I feel bad about the things I say about other people in my diary sometimes. I re-read a bunch of old ones from the last couple of years and even though nobody else has read them (except I think a roommate in college flipped through one once and now I carry the most current one around with me everywhere), I still feel bad that I’m always that angry with people.
I feel bad for anyone who had to interact with me throughout 2011 and during the period of January through August of 2015. If you knew me then, sorry.
I feel bad for my own body because I’m terrible with it. I have weird sleeping hours and have worn the same contact lenses for the last week. I’ve had “Call dentist” on my to-do list since October. I feel bad because I’ve lost weight since moving, but only because I keep forgetting to eat.
I feel bad that I have three very, very close friends in my life who I am actively terrible at keeping up with. None of them know each other, so I feel bad that they can’t even bond over how shitty of a friend I am. I feel bad that I am constantly apologizing to them for my behavior and I feel bad that they still haven’t left me over it.
I feel bad that I sometimes resent my female friends who only want to work until they get married. I feel bad that I even care that much. I feel bad that I secretly think I’m better than them because that isn’t what I want.
I feel bad that I feel so lucky that I’m young and that I should be valued because of it.
I feel bad because one time at the Coffee Bean on Weyburn, an old woman tripped over my backpack and spilled hot coffee on herself and I was so stunned that I had caused such a scene that I didn’t help her at all. Now I can’t go back to that Coffee Bean or even really smell the inside of a Coffee Bean without thinking about that old woman scalding herself with hot coffee as I stared at her. There’s a Coffee Bean right by my apartment in New York because it will forever haunt me.
I feel bad about moving 3,000 miles away from home so that I wouldn’t be held responsible for anything that happened there. I feel bad that when I moved back, so much had changed without me. I feel bad that I assumed the world stopped once I left.

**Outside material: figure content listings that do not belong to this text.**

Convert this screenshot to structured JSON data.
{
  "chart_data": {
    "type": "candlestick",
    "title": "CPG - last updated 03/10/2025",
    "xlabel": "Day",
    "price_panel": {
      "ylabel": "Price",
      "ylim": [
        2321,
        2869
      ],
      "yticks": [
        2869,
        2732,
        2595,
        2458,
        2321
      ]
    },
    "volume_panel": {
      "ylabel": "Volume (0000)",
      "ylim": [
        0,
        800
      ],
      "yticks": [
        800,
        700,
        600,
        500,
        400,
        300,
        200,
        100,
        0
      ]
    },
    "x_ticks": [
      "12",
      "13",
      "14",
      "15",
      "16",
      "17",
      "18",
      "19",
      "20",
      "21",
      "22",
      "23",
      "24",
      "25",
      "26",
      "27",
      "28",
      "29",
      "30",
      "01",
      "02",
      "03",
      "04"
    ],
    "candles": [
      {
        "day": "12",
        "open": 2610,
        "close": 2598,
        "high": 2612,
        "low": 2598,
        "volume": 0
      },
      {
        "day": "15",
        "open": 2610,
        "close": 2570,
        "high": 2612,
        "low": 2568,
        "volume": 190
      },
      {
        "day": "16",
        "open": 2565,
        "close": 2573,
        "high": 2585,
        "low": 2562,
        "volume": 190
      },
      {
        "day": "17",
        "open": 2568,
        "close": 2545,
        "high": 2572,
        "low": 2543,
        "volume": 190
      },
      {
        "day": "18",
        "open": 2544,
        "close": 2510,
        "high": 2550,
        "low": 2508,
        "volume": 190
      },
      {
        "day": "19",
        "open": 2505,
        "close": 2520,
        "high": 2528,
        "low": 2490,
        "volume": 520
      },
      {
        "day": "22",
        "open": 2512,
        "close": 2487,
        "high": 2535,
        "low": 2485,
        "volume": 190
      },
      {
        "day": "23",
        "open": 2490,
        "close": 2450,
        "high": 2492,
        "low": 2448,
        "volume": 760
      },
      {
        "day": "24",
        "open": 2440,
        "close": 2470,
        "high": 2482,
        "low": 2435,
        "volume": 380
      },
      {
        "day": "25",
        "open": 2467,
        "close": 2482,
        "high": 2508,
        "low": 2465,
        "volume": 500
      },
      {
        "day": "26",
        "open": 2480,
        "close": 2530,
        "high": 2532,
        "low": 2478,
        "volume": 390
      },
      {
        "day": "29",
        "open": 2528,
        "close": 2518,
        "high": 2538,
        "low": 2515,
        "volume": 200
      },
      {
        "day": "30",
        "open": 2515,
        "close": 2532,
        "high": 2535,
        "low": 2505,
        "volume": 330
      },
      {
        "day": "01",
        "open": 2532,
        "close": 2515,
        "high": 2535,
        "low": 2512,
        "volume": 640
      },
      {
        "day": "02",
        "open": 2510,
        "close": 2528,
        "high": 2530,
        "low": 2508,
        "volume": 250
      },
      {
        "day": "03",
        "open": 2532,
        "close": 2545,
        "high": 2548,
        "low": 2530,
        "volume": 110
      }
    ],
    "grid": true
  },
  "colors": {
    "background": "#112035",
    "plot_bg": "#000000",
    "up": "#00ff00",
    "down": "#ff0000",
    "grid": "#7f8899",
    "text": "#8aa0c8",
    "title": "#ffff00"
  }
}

I feel bad that I made a Nora Ephron reference in the excerpt of this article and I feel bad that I thought it was clever. Her essay is a lot better.
I feel bad because I have no self-control when it comes to people and eating. They are intrinsically related. I feel bad because I desperately want people to love me and pay attention to me, even if I don’t do either for them. I feel bad because sometimes people need space—and even I need space—but I am incapable of giving that to anyone, while still expecting it for myself. I feel bad because when I feel someone slipping away or feel like they don’t need me, I become a monster, and eat a lot of weird food. I feel bad because then I can never eat that food again because it reminds me of that person. I feel bad because I’ve ruined Cinnamon Toast Crunch for myself and it’s so fucking good.
I feel bad that I’m open about a lot of stuff on the internet, but sort of lie about the stuff I’m being open about. It’s confusing for the people who know me. Or, at least, it’s confusing for the people who know me to start treating me like the person I am on the internet. I feel bad for lying.
I feel bad about how I feel because I know it could be a lot worse. I mean, I’m from Connecticut. Everything, in the grand scheme of things, is probably fine. But I still feel bad.
I feel bad about writing this because it feels whiny and apparently personal essays are dead. I feel bad for thinking that people will read this anyway. But you shouldn’t feel bad for me.